In general, Fitz said Splunk is working toward combining the best elements of DevOps with traditional IT service management (ITSM). Most organizations will be employing both approaches for years to come simply because some applications don’t need to be updated regularly, so it doesn’t make any sense to apply DevOps processes to those applications, he noted. At the same time, as DevOps processes are embraced in enterprise IT environments, appreciation is growing for IT operational challenges that stem from multiple applications running at scale which need to share a limited amount of IT infrastructure resources.

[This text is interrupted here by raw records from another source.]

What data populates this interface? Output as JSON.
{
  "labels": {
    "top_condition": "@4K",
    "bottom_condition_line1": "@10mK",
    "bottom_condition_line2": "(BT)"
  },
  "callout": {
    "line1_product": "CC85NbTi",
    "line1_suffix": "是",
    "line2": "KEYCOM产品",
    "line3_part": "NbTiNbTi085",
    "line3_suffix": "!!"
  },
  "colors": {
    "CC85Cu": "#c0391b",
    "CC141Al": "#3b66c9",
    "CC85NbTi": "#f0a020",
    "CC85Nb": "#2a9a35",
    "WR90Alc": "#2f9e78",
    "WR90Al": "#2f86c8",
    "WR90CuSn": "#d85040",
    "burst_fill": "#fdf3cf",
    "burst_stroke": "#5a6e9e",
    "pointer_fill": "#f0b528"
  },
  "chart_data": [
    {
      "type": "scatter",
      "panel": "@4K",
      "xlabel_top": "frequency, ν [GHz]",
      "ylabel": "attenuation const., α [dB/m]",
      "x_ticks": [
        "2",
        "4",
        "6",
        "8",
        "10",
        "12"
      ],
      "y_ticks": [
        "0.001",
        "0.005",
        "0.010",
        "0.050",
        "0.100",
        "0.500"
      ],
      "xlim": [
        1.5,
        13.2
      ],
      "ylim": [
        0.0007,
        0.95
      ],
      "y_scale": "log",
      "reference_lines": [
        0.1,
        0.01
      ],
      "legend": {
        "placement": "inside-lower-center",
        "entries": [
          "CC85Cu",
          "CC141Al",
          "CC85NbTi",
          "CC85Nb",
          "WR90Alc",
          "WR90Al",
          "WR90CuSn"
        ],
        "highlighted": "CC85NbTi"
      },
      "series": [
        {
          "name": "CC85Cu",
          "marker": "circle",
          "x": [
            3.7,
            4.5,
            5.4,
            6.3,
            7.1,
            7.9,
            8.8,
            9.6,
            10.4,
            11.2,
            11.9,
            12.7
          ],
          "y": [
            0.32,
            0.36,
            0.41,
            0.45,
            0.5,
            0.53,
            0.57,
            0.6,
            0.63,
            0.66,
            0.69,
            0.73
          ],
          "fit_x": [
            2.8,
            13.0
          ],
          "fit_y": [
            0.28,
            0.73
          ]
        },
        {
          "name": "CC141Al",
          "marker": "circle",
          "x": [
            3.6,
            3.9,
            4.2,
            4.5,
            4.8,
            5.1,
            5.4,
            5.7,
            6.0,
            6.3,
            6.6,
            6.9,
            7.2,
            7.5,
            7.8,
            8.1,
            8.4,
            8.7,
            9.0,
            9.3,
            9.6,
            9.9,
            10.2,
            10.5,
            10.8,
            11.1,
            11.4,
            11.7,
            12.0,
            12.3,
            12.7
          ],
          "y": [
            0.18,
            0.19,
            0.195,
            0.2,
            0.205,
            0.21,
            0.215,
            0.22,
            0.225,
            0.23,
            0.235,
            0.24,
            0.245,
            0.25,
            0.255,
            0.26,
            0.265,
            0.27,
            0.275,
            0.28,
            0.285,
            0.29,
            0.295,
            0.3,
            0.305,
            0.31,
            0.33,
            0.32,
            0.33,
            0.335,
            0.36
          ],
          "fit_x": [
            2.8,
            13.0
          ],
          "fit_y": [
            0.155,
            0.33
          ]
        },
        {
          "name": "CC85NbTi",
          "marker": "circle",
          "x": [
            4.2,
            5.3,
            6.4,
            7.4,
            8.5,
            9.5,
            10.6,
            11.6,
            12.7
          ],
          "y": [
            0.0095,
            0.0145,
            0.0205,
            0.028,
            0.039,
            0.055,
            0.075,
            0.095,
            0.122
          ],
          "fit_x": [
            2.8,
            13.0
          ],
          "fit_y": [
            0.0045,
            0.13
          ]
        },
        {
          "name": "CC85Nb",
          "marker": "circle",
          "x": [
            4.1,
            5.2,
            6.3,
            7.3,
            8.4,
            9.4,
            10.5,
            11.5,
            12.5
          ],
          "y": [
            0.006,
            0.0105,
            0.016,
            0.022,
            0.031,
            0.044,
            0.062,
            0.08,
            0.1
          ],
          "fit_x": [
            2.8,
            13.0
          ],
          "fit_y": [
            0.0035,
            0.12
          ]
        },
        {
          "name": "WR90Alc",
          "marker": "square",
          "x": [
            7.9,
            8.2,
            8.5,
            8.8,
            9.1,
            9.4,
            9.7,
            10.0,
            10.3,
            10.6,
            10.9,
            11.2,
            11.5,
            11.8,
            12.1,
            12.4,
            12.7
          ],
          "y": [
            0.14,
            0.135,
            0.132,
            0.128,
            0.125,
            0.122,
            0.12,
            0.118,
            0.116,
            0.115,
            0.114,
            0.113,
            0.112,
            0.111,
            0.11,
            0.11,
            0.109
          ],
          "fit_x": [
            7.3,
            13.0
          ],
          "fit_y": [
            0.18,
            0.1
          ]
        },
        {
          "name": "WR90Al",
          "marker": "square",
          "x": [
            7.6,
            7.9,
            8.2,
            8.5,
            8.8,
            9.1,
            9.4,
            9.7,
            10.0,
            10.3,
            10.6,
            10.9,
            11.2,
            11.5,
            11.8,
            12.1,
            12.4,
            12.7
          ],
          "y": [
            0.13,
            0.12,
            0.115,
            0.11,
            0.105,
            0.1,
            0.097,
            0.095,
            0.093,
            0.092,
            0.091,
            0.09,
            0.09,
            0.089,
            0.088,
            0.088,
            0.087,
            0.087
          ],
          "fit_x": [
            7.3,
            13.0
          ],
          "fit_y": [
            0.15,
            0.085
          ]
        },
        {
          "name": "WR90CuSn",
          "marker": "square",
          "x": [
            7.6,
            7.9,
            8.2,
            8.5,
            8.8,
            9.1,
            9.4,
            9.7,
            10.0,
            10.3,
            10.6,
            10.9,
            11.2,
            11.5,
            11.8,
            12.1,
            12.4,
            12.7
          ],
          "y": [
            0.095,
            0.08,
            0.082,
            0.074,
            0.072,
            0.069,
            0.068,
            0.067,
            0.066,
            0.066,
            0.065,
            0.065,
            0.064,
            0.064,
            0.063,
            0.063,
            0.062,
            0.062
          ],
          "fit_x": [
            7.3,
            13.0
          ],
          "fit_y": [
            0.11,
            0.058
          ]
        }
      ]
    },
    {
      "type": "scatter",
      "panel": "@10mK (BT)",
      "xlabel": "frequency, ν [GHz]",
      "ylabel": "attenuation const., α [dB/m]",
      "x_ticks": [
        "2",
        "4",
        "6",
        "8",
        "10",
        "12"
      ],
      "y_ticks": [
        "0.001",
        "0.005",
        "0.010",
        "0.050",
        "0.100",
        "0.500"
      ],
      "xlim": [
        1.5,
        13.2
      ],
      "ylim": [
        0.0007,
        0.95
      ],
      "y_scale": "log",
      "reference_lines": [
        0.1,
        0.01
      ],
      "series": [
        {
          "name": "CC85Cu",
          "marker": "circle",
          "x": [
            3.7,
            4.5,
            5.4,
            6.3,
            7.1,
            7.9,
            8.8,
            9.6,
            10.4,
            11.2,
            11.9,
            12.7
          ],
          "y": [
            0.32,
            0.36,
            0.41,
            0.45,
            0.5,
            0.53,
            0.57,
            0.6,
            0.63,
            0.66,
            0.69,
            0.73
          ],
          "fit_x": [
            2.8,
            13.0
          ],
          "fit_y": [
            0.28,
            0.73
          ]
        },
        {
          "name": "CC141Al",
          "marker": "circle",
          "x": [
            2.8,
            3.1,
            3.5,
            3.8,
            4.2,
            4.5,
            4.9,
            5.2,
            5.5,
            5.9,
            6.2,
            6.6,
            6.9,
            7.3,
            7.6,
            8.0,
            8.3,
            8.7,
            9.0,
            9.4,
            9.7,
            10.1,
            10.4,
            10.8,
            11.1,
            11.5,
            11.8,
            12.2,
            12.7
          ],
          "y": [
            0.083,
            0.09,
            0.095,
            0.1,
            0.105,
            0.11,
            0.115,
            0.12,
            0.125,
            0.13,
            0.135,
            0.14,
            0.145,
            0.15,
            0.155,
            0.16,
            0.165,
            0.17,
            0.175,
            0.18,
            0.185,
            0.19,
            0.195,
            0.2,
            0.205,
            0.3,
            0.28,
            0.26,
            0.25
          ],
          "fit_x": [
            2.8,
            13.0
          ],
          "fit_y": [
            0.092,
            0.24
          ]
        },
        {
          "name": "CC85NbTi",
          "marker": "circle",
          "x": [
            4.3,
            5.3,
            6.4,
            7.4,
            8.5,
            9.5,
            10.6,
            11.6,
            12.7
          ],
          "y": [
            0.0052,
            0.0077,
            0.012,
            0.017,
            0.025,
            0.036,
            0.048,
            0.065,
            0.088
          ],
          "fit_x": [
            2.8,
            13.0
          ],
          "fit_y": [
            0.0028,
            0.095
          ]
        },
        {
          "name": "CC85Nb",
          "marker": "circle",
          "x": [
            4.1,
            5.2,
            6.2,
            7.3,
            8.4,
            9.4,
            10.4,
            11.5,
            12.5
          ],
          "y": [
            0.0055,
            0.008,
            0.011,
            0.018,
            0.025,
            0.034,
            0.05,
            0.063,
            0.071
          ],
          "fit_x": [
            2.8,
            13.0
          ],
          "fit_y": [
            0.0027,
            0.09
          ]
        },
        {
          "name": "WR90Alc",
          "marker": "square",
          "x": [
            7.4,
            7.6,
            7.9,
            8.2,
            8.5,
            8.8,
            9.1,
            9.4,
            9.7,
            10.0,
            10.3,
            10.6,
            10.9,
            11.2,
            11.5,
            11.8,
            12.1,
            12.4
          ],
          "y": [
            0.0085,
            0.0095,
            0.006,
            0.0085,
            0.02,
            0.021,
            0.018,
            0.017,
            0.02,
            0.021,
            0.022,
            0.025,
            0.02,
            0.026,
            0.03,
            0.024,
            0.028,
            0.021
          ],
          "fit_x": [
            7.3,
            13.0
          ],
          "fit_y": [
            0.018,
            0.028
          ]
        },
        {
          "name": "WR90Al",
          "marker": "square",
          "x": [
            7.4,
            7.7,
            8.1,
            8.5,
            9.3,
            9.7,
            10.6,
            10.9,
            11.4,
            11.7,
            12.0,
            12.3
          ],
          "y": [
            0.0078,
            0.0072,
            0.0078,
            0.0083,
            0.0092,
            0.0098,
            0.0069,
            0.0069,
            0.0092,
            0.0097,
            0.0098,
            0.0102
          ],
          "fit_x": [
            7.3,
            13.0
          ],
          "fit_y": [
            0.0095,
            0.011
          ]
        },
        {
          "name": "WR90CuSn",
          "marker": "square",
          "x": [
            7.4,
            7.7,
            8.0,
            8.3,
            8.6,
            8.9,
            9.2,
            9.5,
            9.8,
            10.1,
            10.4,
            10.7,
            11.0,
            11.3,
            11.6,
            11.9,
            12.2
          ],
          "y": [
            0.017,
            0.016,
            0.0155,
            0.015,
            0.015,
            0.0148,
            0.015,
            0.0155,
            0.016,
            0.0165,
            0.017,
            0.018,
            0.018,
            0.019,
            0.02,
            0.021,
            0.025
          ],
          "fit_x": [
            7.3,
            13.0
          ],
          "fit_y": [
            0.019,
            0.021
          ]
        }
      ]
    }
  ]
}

With the acquisitions of SignalFx and now Omnition, Splunk is betting that it will be able to combine IT operational analytics based on machine data generated by logs with an APM platform to correlate application performance against infrastructure events. It’s not clear how long it will be before Splunk can fully realize that vision. In the meantime, the rate at which application and infrastructure management platforms will converge will only accelerate as developers are held more accountable for applications long after they are deployed in a production environment.